Building from the ground up
Like a tower, validation is made of a stack of bricks. The first brick is analytical confirmation. This is the type of validation for which researchers have to ask themselves whether they get the same result from the same experiment done all over again or if a different method on the same sample set gives them the same answer.
Next are the bricks of independent repeatability and replication. Researchers not connected with the original group must see if they can carry out the same experiments and get the same answers. If the analysis has clinical implications, it should also be carried out in larger cohorts to see if the same results emerge.
The next brick of validation is interpretation, and this one “is the toughest of all,” says Ioannidis. “Even when everything has been repeatable, reproducible and replicable, there is some room for differences in opinion.” Ioannidis says that, while he believes in the freedom of researchers to interpret data as they see fit, some standards need to be set in how to interpret data for different fields.
The final brick is asking whether the newly discovered information helps us. “Even if you know what a variant means, and even if it is one you can act on, does acting on it actually improve public health?” asks Adam Felsenfeld at the National Human Genome Research Institute. “It is a huge issue that has to be tackled not just by the clinical community but by health-care economists” and others. He gives the example of the prostate cancer screening test, whose true clinical utility in reducing the burden of disease has been debated. He says that kind of consideration for clinical utility should be built into -omics research as early as possible.
No one-size-fits-all solution
In discussing validation, it’s important to appreciate that the different -omics fields can’t be lumped together. The information gleaned from these fields “encompasses so many different kinds of data. Each one of them has its own technical challenges with respect to validation,” says Ralph Bradshaw at the University of California at San Francisco and co-editor of Molecular & Cellular Proteomics with Alma Burlingame at the same institution. (MCP is published by the American Society for Biochemistry and Molecular Biology.) “If you really want to talk about validation, you have to start piecemeal,” he says, taking each field on its own with its quirks and challenges.
Ioannidis agrees that validation has to be tailored according to the needs of each particular field and the types of measurements available. Just take proteomics. It may have the mission to use large sets of proteins to understand various biological phenomena, but the data come in a variety of forms, ranging from mass spectrometric methods to difference gel electrophoresis. Validation issues for various techniques have to be dealt with in different ways.

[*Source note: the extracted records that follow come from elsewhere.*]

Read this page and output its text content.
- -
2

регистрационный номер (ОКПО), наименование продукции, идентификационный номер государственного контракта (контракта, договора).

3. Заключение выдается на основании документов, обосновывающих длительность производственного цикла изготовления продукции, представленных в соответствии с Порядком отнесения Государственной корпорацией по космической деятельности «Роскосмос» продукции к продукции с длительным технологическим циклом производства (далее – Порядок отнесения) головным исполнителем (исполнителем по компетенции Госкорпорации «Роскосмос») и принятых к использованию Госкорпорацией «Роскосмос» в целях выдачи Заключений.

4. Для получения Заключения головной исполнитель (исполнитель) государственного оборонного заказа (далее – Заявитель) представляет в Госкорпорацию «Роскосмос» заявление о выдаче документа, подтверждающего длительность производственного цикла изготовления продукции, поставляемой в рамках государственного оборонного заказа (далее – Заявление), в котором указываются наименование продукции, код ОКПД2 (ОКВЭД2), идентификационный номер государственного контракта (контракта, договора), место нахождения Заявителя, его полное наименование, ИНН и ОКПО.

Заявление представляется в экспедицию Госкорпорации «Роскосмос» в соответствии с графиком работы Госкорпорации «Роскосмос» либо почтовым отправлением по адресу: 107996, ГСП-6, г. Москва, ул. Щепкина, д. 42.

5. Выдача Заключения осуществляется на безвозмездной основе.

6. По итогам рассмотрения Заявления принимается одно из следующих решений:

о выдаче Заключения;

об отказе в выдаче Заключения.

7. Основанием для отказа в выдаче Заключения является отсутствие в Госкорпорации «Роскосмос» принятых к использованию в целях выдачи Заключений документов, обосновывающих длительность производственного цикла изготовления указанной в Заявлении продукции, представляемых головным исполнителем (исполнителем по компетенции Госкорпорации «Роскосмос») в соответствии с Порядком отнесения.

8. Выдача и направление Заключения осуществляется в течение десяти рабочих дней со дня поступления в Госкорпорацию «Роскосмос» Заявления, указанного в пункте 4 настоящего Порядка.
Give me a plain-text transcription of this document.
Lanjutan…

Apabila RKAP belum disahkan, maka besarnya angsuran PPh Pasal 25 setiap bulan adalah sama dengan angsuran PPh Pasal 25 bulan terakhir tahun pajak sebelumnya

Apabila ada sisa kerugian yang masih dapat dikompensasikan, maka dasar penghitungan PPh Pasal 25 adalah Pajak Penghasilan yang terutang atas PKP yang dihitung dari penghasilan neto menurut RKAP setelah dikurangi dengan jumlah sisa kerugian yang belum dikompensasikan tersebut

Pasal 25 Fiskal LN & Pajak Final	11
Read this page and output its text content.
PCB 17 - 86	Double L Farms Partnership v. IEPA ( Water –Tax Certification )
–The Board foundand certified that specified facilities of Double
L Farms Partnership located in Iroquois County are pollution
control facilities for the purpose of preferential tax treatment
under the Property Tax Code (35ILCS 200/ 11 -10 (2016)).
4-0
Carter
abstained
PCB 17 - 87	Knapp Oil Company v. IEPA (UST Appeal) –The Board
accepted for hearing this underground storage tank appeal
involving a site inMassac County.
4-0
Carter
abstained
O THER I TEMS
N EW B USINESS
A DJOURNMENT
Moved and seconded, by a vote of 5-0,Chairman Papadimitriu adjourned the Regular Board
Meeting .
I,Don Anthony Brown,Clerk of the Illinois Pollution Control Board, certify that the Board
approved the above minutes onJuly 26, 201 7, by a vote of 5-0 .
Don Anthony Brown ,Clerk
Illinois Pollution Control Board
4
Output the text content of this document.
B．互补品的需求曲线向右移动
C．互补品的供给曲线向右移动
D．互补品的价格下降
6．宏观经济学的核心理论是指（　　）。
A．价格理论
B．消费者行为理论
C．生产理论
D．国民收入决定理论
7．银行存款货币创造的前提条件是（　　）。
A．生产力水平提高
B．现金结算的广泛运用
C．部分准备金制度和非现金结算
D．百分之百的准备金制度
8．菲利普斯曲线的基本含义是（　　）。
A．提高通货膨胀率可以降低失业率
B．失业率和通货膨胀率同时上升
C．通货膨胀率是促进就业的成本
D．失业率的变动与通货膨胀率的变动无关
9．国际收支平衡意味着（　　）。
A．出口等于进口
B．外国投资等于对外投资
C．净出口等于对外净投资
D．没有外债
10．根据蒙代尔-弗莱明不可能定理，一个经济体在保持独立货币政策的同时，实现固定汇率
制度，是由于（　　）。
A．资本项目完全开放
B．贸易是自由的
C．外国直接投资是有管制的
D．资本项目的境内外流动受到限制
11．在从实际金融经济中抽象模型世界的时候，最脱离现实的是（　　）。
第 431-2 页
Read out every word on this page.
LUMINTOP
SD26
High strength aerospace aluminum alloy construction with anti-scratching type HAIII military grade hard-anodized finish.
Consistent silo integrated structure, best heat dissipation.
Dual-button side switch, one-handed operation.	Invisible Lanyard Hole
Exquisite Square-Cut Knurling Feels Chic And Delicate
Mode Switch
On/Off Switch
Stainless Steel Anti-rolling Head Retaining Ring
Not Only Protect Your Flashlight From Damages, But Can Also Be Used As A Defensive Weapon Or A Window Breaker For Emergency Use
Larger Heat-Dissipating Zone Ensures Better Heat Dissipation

As Bradshaw points out, “Validation carries with it the connotation of replication.” He explains that for some -omics fields, such as genomic sequencing, “the replication of the data, both from the terms of technical and biological, is in fact really quite exact.” However, for shotgun proteomics, which identifies by mass spectrometry a large number of proteins from a sample containing millions, “the reproducibility of an experiment, even in the same laboratory on the same sample, is only partial,” says Bradshaw. “You can’t talk about validation [in that case] because of the nature of large-scale mass spectrometry experiments.”
Gilbert Omenn at the University of Michigan, the chairman of the IOM committee on -omics data validation, agrees with Bradshaw. “It’s extremely important to recognize you may not get the same result if you repeat the experiment in the same lab with the same hands with the same samples, because there is a certain stochastic aspect to detection of peptides in mass spectrometry,” he says. But he adds it simply means that there is an even greater need for replication with these types of experiments. While there isn’t a one-size-fits-all procedure for ensuring accuracy of -omics data, Omenn says that no matter the experimental platform, the principles of validation cut across all -omics fields.